Growing a linked list

For simplicity’s sake, we’ll work with a singly linked list in these examples. We’ll start with the simplest place we can insert an element into a linked list: at the very beginning. This is fairly easy to do, since we don’t need to go through our entire list; instead we just start at the beginning.

First, we find the head node of the linked list.
Next, we’ll make our new node, and set its pointer to the current first node of the list.
Lastly, we rearrange our head node’s pointer to point at our new node.

Still, that process isn’t too hard to implement (and hopefully shouldn’t be too difficult to code) once you can remember those three steps.
Inserting an element at the beginning of a linked list is particularly nice and efficient because it takes the same amount of time, no matter how long our list is, which is to say it has a space time complexity that is constant, or O(1).

But inserting an element at the end of a linked list is a different story. The interesting thing here is that the steps you take to actually do the inserting are the exact same:

Find the node we want to change the pointer of (in this case, the last node)
Create the new node we want to insert and set its pointer (in this case, to null)
Direct the preceding node’s pointer to our new node

To list or not to list?

A good rule of thumb for remember the characteristics of linked lists is this:

a linked list is usually efficient when it comes to adding and removing most elements, but can be very slow to search and find a single element.

If you ever find yourself having to do something that requires a lot of traversal, iteration, or quick index-level access, a linked list could be your worst enemy.
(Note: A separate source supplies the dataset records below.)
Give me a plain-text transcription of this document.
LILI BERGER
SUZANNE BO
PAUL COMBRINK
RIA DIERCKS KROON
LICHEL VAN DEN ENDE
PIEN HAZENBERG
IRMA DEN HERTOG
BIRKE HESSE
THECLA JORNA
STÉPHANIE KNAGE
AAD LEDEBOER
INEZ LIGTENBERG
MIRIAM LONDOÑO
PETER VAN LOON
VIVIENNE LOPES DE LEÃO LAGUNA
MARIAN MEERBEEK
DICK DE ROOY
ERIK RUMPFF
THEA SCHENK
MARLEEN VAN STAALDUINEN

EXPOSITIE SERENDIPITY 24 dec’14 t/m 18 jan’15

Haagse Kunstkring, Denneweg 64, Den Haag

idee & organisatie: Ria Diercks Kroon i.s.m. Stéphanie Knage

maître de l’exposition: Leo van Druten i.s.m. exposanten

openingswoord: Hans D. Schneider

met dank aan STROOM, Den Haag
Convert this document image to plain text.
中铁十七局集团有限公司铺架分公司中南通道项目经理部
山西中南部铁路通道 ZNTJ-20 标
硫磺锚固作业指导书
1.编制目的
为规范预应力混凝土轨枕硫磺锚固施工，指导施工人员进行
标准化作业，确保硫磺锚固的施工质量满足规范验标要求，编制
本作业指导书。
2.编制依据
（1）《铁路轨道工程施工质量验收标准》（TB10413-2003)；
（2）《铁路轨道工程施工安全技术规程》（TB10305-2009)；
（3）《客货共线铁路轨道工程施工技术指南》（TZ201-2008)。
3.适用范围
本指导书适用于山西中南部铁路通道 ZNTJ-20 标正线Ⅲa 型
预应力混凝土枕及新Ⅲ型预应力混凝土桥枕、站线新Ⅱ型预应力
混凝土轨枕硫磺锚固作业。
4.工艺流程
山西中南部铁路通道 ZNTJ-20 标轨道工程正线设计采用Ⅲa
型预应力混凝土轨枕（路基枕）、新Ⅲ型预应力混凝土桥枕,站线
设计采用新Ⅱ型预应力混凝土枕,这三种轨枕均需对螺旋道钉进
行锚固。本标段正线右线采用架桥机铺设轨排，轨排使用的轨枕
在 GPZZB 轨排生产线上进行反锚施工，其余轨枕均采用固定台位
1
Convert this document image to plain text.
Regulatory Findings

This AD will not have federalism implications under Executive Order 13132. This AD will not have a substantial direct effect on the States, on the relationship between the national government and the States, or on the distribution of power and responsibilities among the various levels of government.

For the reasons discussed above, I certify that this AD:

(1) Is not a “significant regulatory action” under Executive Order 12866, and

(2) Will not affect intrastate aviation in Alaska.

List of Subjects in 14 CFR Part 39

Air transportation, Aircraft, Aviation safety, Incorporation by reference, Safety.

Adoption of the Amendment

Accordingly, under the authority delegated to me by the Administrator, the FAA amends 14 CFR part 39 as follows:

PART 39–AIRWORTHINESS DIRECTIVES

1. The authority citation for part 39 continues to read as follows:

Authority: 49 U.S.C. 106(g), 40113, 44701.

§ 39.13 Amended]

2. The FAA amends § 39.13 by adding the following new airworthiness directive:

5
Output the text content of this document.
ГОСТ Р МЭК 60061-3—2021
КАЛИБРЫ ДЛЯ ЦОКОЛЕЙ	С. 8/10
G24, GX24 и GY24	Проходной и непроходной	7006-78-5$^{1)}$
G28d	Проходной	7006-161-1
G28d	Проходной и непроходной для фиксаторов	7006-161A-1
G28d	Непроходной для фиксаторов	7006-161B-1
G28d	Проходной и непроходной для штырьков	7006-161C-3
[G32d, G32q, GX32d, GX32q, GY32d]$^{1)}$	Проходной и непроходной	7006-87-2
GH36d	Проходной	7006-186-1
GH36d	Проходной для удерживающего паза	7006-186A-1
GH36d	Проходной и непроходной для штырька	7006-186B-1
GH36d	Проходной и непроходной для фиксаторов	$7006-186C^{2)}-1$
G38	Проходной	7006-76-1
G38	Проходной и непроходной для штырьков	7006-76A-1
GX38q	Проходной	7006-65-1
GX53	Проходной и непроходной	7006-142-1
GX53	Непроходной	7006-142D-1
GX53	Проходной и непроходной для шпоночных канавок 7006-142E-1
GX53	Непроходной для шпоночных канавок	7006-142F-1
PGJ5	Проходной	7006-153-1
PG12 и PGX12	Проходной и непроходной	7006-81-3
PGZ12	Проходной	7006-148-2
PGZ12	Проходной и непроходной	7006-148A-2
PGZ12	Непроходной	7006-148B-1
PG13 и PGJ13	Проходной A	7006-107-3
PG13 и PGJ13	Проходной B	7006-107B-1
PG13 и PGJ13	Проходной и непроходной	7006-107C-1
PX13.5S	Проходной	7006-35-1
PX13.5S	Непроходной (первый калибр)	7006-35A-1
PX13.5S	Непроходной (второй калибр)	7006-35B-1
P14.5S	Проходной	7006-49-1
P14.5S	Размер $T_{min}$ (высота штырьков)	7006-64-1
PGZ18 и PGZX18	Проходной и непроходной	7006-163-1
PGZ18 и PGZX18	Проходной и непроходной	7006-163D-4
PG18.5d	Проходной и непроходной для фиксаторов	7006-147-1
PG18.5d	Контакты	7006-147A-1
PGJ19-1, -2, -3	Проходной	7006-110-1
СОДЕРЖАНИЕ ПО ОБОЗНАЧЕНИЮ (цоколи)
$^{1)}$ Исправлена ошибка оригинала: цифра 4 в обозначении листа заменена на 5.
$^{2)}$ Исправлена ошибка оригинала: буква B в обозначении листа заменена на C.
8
In those situations, an array might be a better solution, since you can find things quickly (a single chunk of allocated memory), and you can use an index to quickly retrieve a random element in the middle or end of the list without having to take the time to traverse through the whole entire thing.

However, if you find yourself wanting to add a bunch of elements to a list and aren’t worried about finding elements again later, or if you know that you won’t need to traverse through the entirety of the list, a linked list could be your new best friend.